There are several different methods of tasting which are used and which allow the judge to taste an entry and to score it accurately.  One exceptionally good procedure is set out below.

Procedure for tasting and scoring

This is one exceptionally good way to learn how to taste and score an entry.  The judge who uses this system emphasizes that it is his system but not the best system.  So, consider adapting this system as your own if you are looking for a system.
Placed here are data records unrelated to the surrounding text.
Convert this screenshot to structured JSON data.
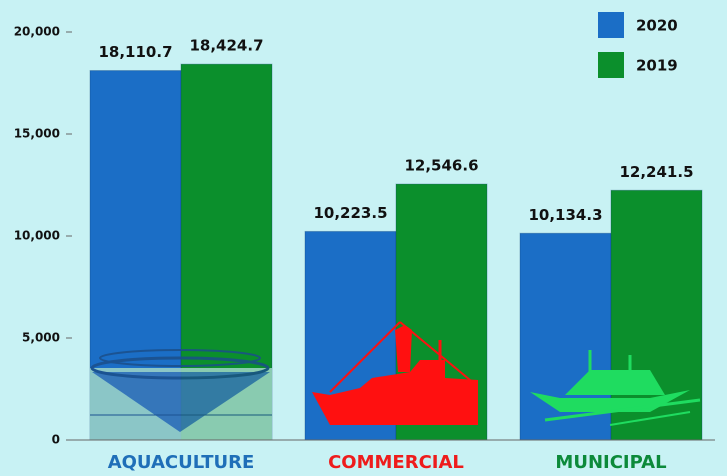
{
  "chart_data": {
    "type": "bar",
    "categories": [
      "AQUACULTURE",
      "COMMERCIAL",
      "MUNICIPAL"
    ],
    "category_colors": [
      "#1f6fb8",
      "#ee1c1c",
      "#0c8a3a"
    ],
    "series": [
      {
        "name": "2020",
        "color": "#1b6ec6",
        "values": [
          18110.7,
          10223.5,
          10134.3
        ],
        "value_labels": [
          "18,110.7",
          "10,223.5",
          "10,134.3"
        ]
      },
      {
        "name": "2019",
        "color": "#0b8f2c",
        "values": [
          18424.7,
          12546.6,
          12241.5
        ],
        "value_labels": [
          "18,424.7",
          "12,546.6",
          "12,241.5"
        ]
      }
    ],
    "ylim": [
      0,
      20000
    ],
    "yticks": [
      0,
      {
        "value": 5000,
        "label": "5,000"
      },
      {
        "value": 10000,
        "label": "10,000"
      },
      {
        "value": 15000,
        "label": "15,000"
      },
      {
        "value": 20000,
        "label": "20,000"
      }
    ],
    "grid": false,
    "legend": "top-right"
  }
}
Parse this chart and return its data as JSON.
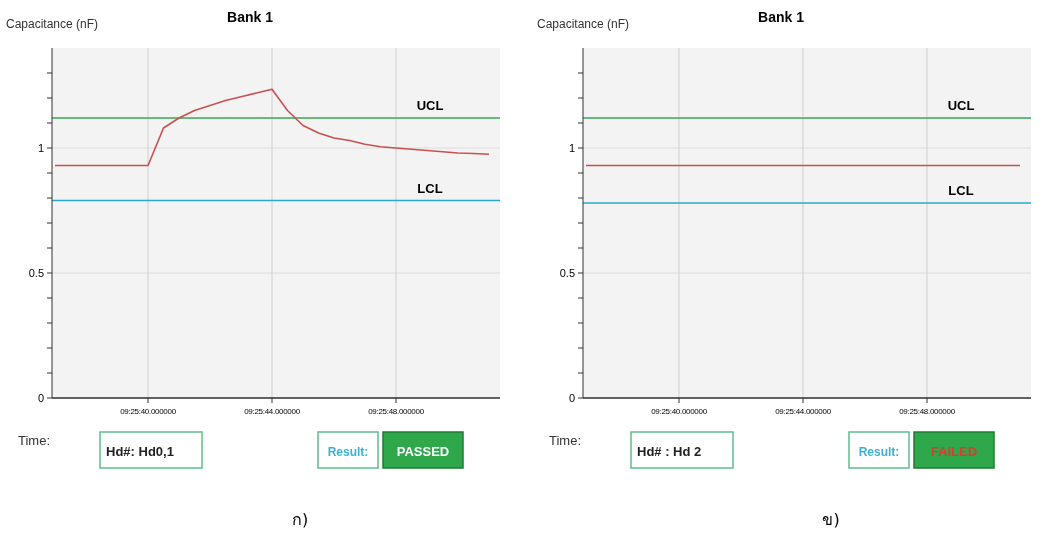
{
  "chart_data": [
    {
      "type": "line",
      "title": "Bank 1",
      "ylabel": "Capacitance (nF)",
      "xlabel": "Time:",
      "grid": true,
      "marker": "none",
      "line_style": "solid",
      "categories": [
        null,
        null,
        null,
        null,
        null,
        null,
        "09:25:40.000000",
        null,
        null,
        null,
        null,
        null,
        null,
        null,
        "09:25:44.000000",
        null,
        null,
        null,
        null,
        null,
        null,
        null,
        "09:25:48.000000",
        null,
        null,
        null,
        null,
        null,
        null
      ],
      "ylim": [
        0,
        1.4
      ],
      "yticks": [
        0,
        {
          "value": 0.1,
          "label": null
        },
        {
          "value": 0.2,
          "label": null
        },
        {
          "value": 0.3,
          "label": null
        },
        {
          "value": 0.4,
          "label": null
        },
        0.5,
        {
          "value": 0.6,
          "label": null
        },
        {
          "value": 0.7,
          "label": null
        },
        {
          "value": 0.8,
          "label": null
        },
        {
          "value": 0.9,
          "label": null
        },
        1,
        {
          "value": 1.1,
          "label": null
        },
        {
          "value": 1.2,
          "label": null
        },
        {
          "value": 1.3,
          "label": null
        }
      ],
      "series": [
        {
          "color": "#c8504f",
          "values": [
            0.93,
            0.93,
            0.93,
            0.93,
            0.93,
            0.93,
            0.93,
            1.08,
            1.12,
            1.15,
            1.17,
            1.19,
            1.205,
            1.22,
            1.235,
            1.15,
            1.09,
            1.06,
            1.04,
            1.03,
            1.015,
            1.005,
            1.0,
            0.995,
            0.99,
            0.985,
            0.98,
            0.978,
            0.975
          ]
        }
      ],
      "ref_lines": [
        {
          "axis": "y",
          "value": 1.12,
          "label": "UCL",
          "color": "#3aa655"
        },
        {
          "axis": "y",
          "value": 0.79,
          "label": "LCL",
          "color": "#2aa8cc"
        }
      ],
      "annotations": [
        "Hd#: Hd0,1",
        "Result:",
        "PASSED",
        "ก)"
      ]
    },
    {
      "type": "line",
      "title": "Bank 1",
      "ylabel": "Capacitance (nF)",
      "xlabel": "Time:",
      "grid": true,
      "marker": "none",
      "line_style": "solid",
      "categories": [
        null,
        null,
        null,
        null,
        null,
        null,
        "09:25:40.000000",
        null,
        null,
        null,
        null,
        null,
        null,
        null,
        "09:25:44.000000",
        null,
        null,
        null,
        null,
        null,
        null,
        null,
        "09:25:48.000000",
        null,
        null,
        null,
        null,
        null,
        null
      ],
      "ylim": [
        0,
        1.4
      ],
      "yticks": [
        0,
        {
          "value": 0.1,
          "label": null
        },
        {
          "value": 0.2,
          "label": null
        },
        {
          "value": 0.3,
          "label": null
        },
        {
          "value": 0.4,
          "label": null
        },
        0.5,
        {
          "value": 0.6,
          "label": null
        },
        {
          "value": 0.7,
          "label": null
        },
        {
          "value": 0.8,
          "label": null
        },
        {
          "value": 0.9,
          "label": null
        },
        1,
        {
          "value": 1.1,
          "label": null
        },
        {
          "value": 1.2,
          "label": null
        },
        {
          "value": 1.3,
          "label": null
        }
      ],
      "series": [
        {
          "color": "#c8504f",
          "values": [
            0.93,
            0.93,
            0.93,
            0.93,
            0.93,
            0.93,
            0.93,
            0.93,
            0.93,
            0.93,
            0.93,
            0.93,
            0.93,
            0.93,
            0.93,
            0.93,
            0.93,
            0.93,
            0.93,
            0.93,
            0.93,
            0.93,
            0.93,
            0.93,
            0.93,
            0.93,
            0.93,
            0.93,
            0.93
          ]
        }
      ],
      "ref_lines": [
        {
          "axis": "y",
          "value": 1.12,
          "label": "UCL",
          "color": "#3aa655"
        },
        {
          "axis": "y",
          "value": 0.78,
          "label": "LCL",
          "color": "#2aa8cc"
        }
      ],
      "annotations": [
        "Hd# : Hd 2",
        "Result:",
        "FAILED",
        "ข)"
      ]
    }
  ]
}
  • Pick up the portion with your left hand (keep your right hand clean for writing and handling the score card, water bottle, etc)
  • Smell it from one side to the other, trying to sense the odor of smoke, herbs, spices
  • Take a small bite.  Always take a bite from the same part of the meat.  For example, if sampling a chicken, try if possible to sample the same type and area of meat -- breast meat without skin, thigh meat, etc.  Or if sampling brisket, try to sample the end of a slice with some bark.  In other words, try to be consistent.  (Note that you are not comparing the taste of one entry with another.  The purpose of trying to sample the same area of meat is to develop a taste which is consistent.)
  • Before chewing, roll the bit around with the tongue and think about tastes in the following order:  salty, sweet, bitter, sour, smoky, spicy, tangy (acidic).
  • Now chew it slowly four times (two on the left side, two on the right), and think about about tastes in the regular order:  salty, sweet, bitter, sour, smoky, spicy (basic), tangy (acidic).
  • Put a pencil dot for each defect that you can taste.  Make each dot worth one-third of a point.  For example, a little too much salt gets one dot, and not enough smoky taste gets another.  
  • Score the entry, rounding the number of dots.  So 2 dots equals a 2/3 point deduction, so the entry would receive a score of 8 1/3.  KCBS requires whole numbers, so this score rounds to 8.